Coming hard on the heels of Ryanair cancelling hundreds of flights due to having sent a substantial number of its pilots on holiday, the collapse of Monarch has prompted government spokesmen to claim that there is no crisis in the industry. Those stranded and those whose travel plans have been trashed may beg to differ. 

Earlier in the year with it becoming apparent to management that the airline was in trouble, the company had approached the government for a bridging loan to cover until next summer’s holiday season. 

Predictably with the Tories’ ideological commitment to “the market” this was refused. Those whom Monarch had been in talks with over a sale of the business will now be circling the corpse to see which bits they can pick up for a song.

As shown in the steel industry there is a wider point here. In 2015-16 when that industry was under severe threat, Greybull Capital was the private equity firm that bought the long products division at Scunthorpe from Tata for a nominal £1. 

From making substantial losses while part of Tata, in a matter of months Greybull was claiming that the works were in profit. 

On June 1 2016 Marc Meyohas, one of the partners at Greybull, was able to claim that “the plant has been profitable for months and is expected to be so for the rest of the year” (Scunthorpe Telegraph).

At the time of the sale Greybull was lauded by the media as the saviour of Monarch, with the BBC saying that in 2014 it rescued the company. 

The airline returned to profitability the following year, but by 2017 it was in the hands of the receiver with thousands of customers having their travel plans disrupted and 2,000 workers sacked.

Capitalism is an unstable system, as is demonstrated by the economic history of the last two centuries. Ownership by investment companies like Greybull makes this even more so since they have no interest in their acquisitions beyond whether or not they can make money out of them.  

Greybull’s track record is not impressive. In 2011 it acquired electrical retailer Comet. By 2014 it was insolvent. The same goes for Riley’s sports bars, bought in 2012, insolvent by 2014. Arc Engineering acquired in 2013, flogged off in 2017. Morrisons local convenience stores, acquired 2015, declared insolvent 2016, and of course Monarch acquired 2014, insolvent 2017.

The length of time that these acquisitions were with Greybull sits uneasily with the company’s self-description as medium to long-term investors in companies. More like a quick in, grab what you can and get out. 

For many, employment in the airline industry is seen as glamorous.

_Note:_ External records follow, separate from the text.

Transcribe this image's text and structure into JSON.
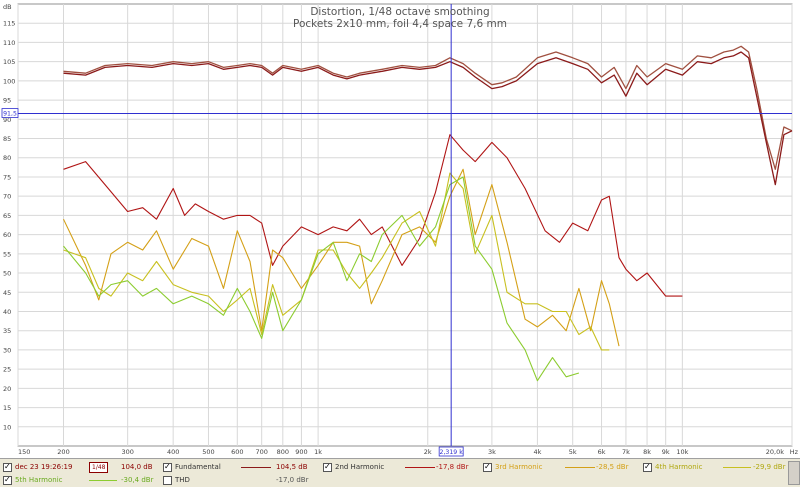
{
  "chart_data": {
    "type": "line",
    "title": "Distortion, 1/48 octave smoothing",
    "subtitle": "Pockets 2x10 mm, foil 4,4 space 7,6 mm",
    "xscale": "log",
    "xlim": [
      150,
      20000
    ],
    "ylim": [
      5,
      120
    ],
    "y_unit_label": "dB",
    "x_unit_label": "Hz",
    "x_ticks": [
      {
        "v": 150,
        "label": "150"
      },
      {
        "v": 200,
        "label": "200"
      },
      {
        "v": 300,
        "label": "300"
      },
      {
        "v": 400,
        "label": "400"
      },
      {
        "v": 500,
        "label": "500"
      },
      {
        "v": 600,
        "label": "600"
      },
      {
        "v": 700,
        "label": "700"
      },
      {
        "v": 800,
        "label": "800"
      },
      {
        "v": 900,
        "label": "900"
      },
      {
        "v": 1000,
        "label": "1k"
      },
      {
        "v": 2000,
        "label": "2k"
      },
      {
        "v": 3000,
        "label": "3k"
      },
      {
        "v": 4000,
        "label": "4k"
      },
      {
        "v": 5000,
        "label": "5k"
      },
      {
        "v": 6000,
        "label": "6k"
      },
      {
        "v": 7000,
        "label": "7k"
      },
      {
        "v": 8000,
        "label": "8k"
      },
      {
        "v": 9000,
        "label": "9k"
      },
      {
        "v": 10000,
        "label": "10k"
      },
      {
        "v": 20000,
        "label": "20,0k"
      }
    ],
    "y_ticks": [
      10,
      15,
      20,
      25,
      30,
      35,
      40,
      45,
      50,
      55,
      60,
      65,
      70,
      75,
      80,
      85,
      90,
      95,
      100,
      105,
      110,
      115
    ],
    "cursor": {
      "x": 2319,
      "x_label": "2,319 k",
      "y": 91.5,
      "y_label": "91,5"
    },
    "grid": true,
    "series": [
      {
        "name": "dec 23 19:26:19",
        "color": "#a05040",
        "x": [
          200,
          230,
          260,
          300,
          350,
          400,
          450,
          500,
          550,
          600,
          650,
          700,
          750,
          800,
          900,
          1000,
          1100,
          1200,
          1300,
          1500,
          1700,
          1900,
          2100,
          2300,
          2500,
          2700,
          3000,
          3200,
          3500,
          4000,
          4500,
          5000,
          5500,
          6000,
          6500,
          7000,
          7500,
          8000,
          9000,
          10000,
          11000,
          12000,
          13000,
          13800,
          14500,
          15200,
          16000,
          17000,
          18000,
          19000,
          20000
        ],
        "y": [
          102.5,
          102,
          104,
          104.5,
          104,
          105,
          104.5,
          105,
          103.5,
          104,
          104.5,
          104,
          102,
          104,
          103,
          104,
          102,
          101,
          102,
          103,
          104,
          103.5,
          104,
          106,
          104.5,
          102,
          99,
          99.5,
          101,
          106,
          107.5,
          106,
          104.5,
          101,
          103.5,
          98,
          104,
          101,
          104.5,
          103,
          106.5,
          106,
          107.5,
          108,
          109,
          107.5,
          98,
          85,
          77,
          88,
          87
        ]
      },
      {
        "name": "Fundamental",
        "color": "#8b1a1a",
        "x": [
          200,
          230,
          260,
          300,
          350,
          400,
          450,
          500,
          550,
          600,
          650,
          700,
          750,
          800,
          900,
          1000,
          1100,
          1200,
          1300,
          1500,
          1700,
          1900,
          2100,
          2300,
          2500,
          2700,
          3000,
          3200,
          3500,
          4000,
          4500,
          5000,
          5500,
          6000,
          6500,
          7000,
          7500,
          8000,
          9000,
          10000,
          11000,
          12000,
          13000,
          13800,
          14500,
          15200,
          16000,
          17000,
          18000,
          19000,
          20000
        ],
        "y": [
          102,
          101.5,
          103.5,
          104,
          103.5,
          104.5,
          104,
          104.5,
          103,
          103.5,
          104,
          103.5,
          101.5,
          103.5,
          102.5,
          103.5,
          101.5,
          100.5,
          101.5,
          102.5,
          103.5,
          103,
          103.5,
          105,
          103.5,
          101,
          98,
          98.5,
          100,
          104.5,
          106,
          104.5,
          103,
          99.5,
          101.5,
          96,
          102,
          99,
          103,
          101.5,
          105,
          104.5,
          106,
          106.5,
          107.5,
          106,
          96,
          84,
          73,
          86,
          87
        ]
      },
      {
        "name": "2nd Harmonic",
        "color": "#b01515",
        "x": [
          200,
          230,
          260,
          300,
          330,
          360,
          400,
          430,
          460,
          500,
          550,
          600,
          650,
          700,
          750,
          800,
          900,
          1000,
          1100,
          1200,
          1300,
          1400,
          1500,
          1700,
          1900,
          2100,
          2300,
          2500,
          2700,
          3000,
          3300,
          3700,
          4200,
          4600,
          5000,
          5500,
          6000,
          6300,
          6700,
          7000,
          7500,
          8000,
          9000,
          10000
        ],
        "y": [
          77,
          79,
          73,
          66,
          67,
          64,
          72,
          65,
          68,
          66,
          64,
          65,
          65,
          63,
          52,
          57,
          62,
          60,
          62,
          61,
          64,
          60,
          62,
          52,
          59,
          71,
          86,
          82,
          79,
          84,
          80,
          72,
          61,
          58,
          63,
          61,
          69,
          70,
          54,
          51,
          48,
          50,
          44,
          44
        ]
      },
      {
        "name": "3rd Harmonic",
        "color": "#d4a017",
        "x": [
          200,
          230,
          250,
          270,
          300,
          330,
          360,
          400,
          450,
          500,
          550,
          600,
          650,
          700,
          750,
          800,
          900,
          1000,
          1100,
          1200,
          1300,
          1400,
          1500,
          1700,
          1900,
          2100,
          2300,
          2500,
          2700,
          3000,
          3300,
          3700,
          4000,
          4400,
          4800,
          5200,
          5600,
          6000,
          6300,
          6700
        ],
        "y": [
          64,
          52,
          43,
          55,
          58,
          56,
          61,
          51,
          59,
          57,
          46,
          61,
          53,
          35,
          56,
          54,
          46,
          52,
          58,
          58,
          57,
          42,
          48,
          60,
          62,
          58,
          70,
          77,
          60,
          73,
          58,
          38,
          36,
          39,
          35,
          46,
          35,
          48,
          42,
          31
        ]
      },
      {
        "name": "4th Harmonic",
        "color": "#c8c020",
        "x": [
          200,
          230,
          250,
          270,
          300,
          330,
          360,
          400,
          450,
          500,
          550,
          600,
          650,
          700,
          750,
          800,
          900,
          1000,
          1100,
          1200,
          1300,
          1400,
          1500,
          1700,
          1900,
          2100,
          2300,
          2500,
          2700,
          3000,
          3300,
          3700,
          4000,
          4400,
          4800,
          5200,
          5600,
          6000,
          6300
        ],
        "y": [
          56,
          54,
          46,
          44,
          50,
          48,
          53,
          47,
          45,
          44,
          40,
          43,
          46,
          34,
          47,
          39,
          43,
          56,
          56,
          50,
          46,
          50,
          54,
          63,
          66,
          57,
          76,
          72,
          55,
          65,
          45,
          42,
          42,
          40,
          40,
          34,
          36,
          30,
          30
        ]
      },
      {
        "name": "5th Harmonic",
        "color": "#8ccc30",
        "x": [
          200,
          230,
          250,
          270,
          300,
          330,
          360,
          400,
          450,
          500,
          550,
          600,
          650,
          700,
          750,
          800,
          900,
          1000,
          1100,
          1200,
          1300,
          1400,
          1500,
          1700,
          1900,
          2100,
          2300,
          2500,
          2700,
          3000,
          3300,
          3700,
          4000,
          4400,
          4800,
          5200
        ],
        "y": [
          57,
          50,
          44,
          47,
          48,
          44,
          46,
          42,
          44,
          42,
          39,
          46,
          40,
          33,
          45,
          35,
          43,
          55,
          58,
          48,
          55,
          53,
          60,
          65,
          57,
          62,
          73,
          75,
          57,
          51,
          37,
          30,
          22,
          28,
          23,
          24
        ]
      }
    ]
  },
  "legend": {
    "row1": [
      {
        "label": "dec 23 19:26:19",
        "value": "104,0 dB",
        "badge": "1/48",
        "color": "#a05040",
        "checked": true
      },
      {
        "label": "Fundamental",
        "value": "104,5 dB",
        "color": "#8b1a1a",
        "checked": true
      },
      {
        "label": "2nd Harmonic",
        "value": "-17,8 dBr",
        "color": "#b01515",
        "checked": true
      },
      {
        "label": "3rd Harmonic",
        "value": "-28,5 dBr",
        "color": "#d4a017",
        "checked": true
      },
      {
        "label": "4th Harmonic",
        "value": "-29,9 dBr",
        "color": "#c8c020",
        "checked": true
      }
    ],
    "row2": [
      {
        "label": "5th Harmonic",
        "value": "-30,4 dBr",
        "color": "#8ccc30",
        "checked": true
      },
      {
        "label": "THD",
        "value": "-17,0 dBr",
        "color": "#999999",
        "checked": false
      }
    ]
  }
}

At a time when many thousands of workers find themselves in precarious employment it will have come as something of a shock to see that job insecurity has reached into this sector. 

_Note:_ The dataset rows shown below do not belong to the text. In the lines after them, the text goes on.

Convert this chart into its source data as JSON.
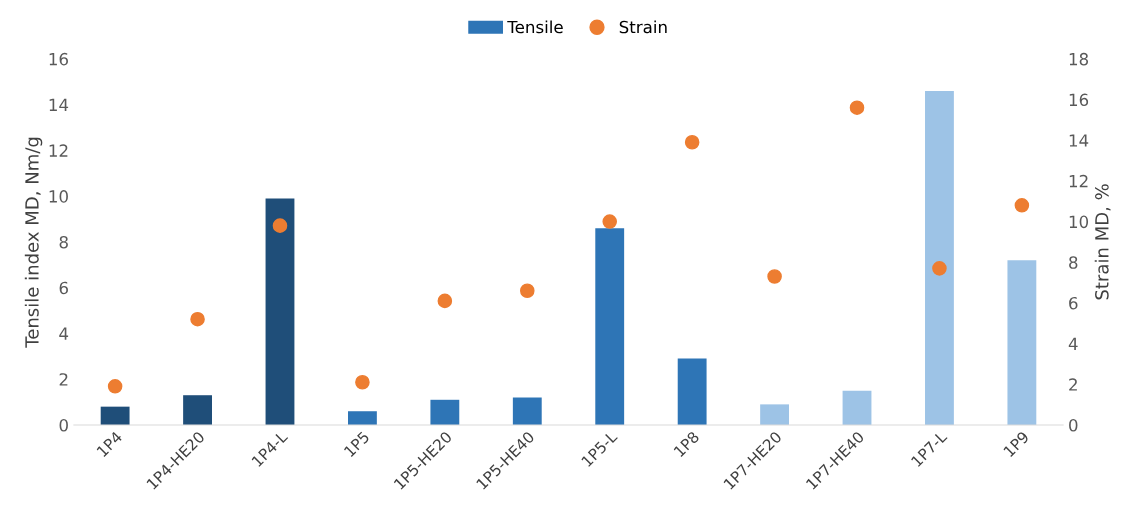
{
  "chart_data": {
    "type": "bar",
    "categories": [
      "1P4",
      "1P4-HE20",
      "1P4-L",
      "1P5",
      "1P5-HE20",
      "1P5-HE40",
      "1P5-L",
      "1P8",
      "1P7-HE20",
      "1P7-HE40",
      "1P7-L",
      "1P9"
    ],
    "series": [
      {
        "name": "Tensile",
        "color": "#2e75b6",
        "colors": [
          "#1f4e79",
          "#1f4e79",
          "#1f4e79",
          "#2e75b6",
          "#2e75b6",
          "#2e75b6",
          "#2e75b6",
          "#2e75b6",
          "#9dc3e6",
          "#9dc3e6",
          "#9dc3e6",
          "#9dc3e6"
        ],
        "values": [
          0.8,
          1.3,
          9.9,
          0.6,
          1.1,
          1.2,
          8.6,
          2.9,
          0.9,
          1.5,
          14.6,
          7.2
        ]
      },
      {
        "name": "Strain",
        "type": "scatter",
        "axis": "y2",
        "color": "#ed7d31",
        "values": [
          1.9,
          5.2,
          9.8,
          2.1,
          6.1,
          6.6,
          10.0,
          13.9,
          7.3,
          15.6,
          7.7,
          10.8
        ]
      }
    ],
    "ylabel": "Tensile index MD, Nm/g",
    "y2label": "Strain MD, %",
    "ylim": [
      0,
      16
    ],
    "yticks": [
      0,
      2,
      4,
      6,
      8,
      10,
      12,
      14,
      16
    ],
    "y2lim": [
      0,
      18
    ],
    "y2ticks": [
      0,
      2,
      4,
      6,
      8,
      10,
      12,
      14,
      16,
      18
    ],
    "marker": "circle",
    "grid": false,
    "legend": "top"
  }
}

With continuing staffing problems at Ryanair there could well be further job losses and passenger disruption to come courtesy of an industry that puts profit well ahead of the provision of what is often a vital service. 

All those who work for an employer that is owned by Greybull will want to keep an eye on what is happening and be particularly concerned when moves start to sell the company off. 

This is a warning to workers in all other industries, in particular when it comes to nationally important enterprises such as the steel industry.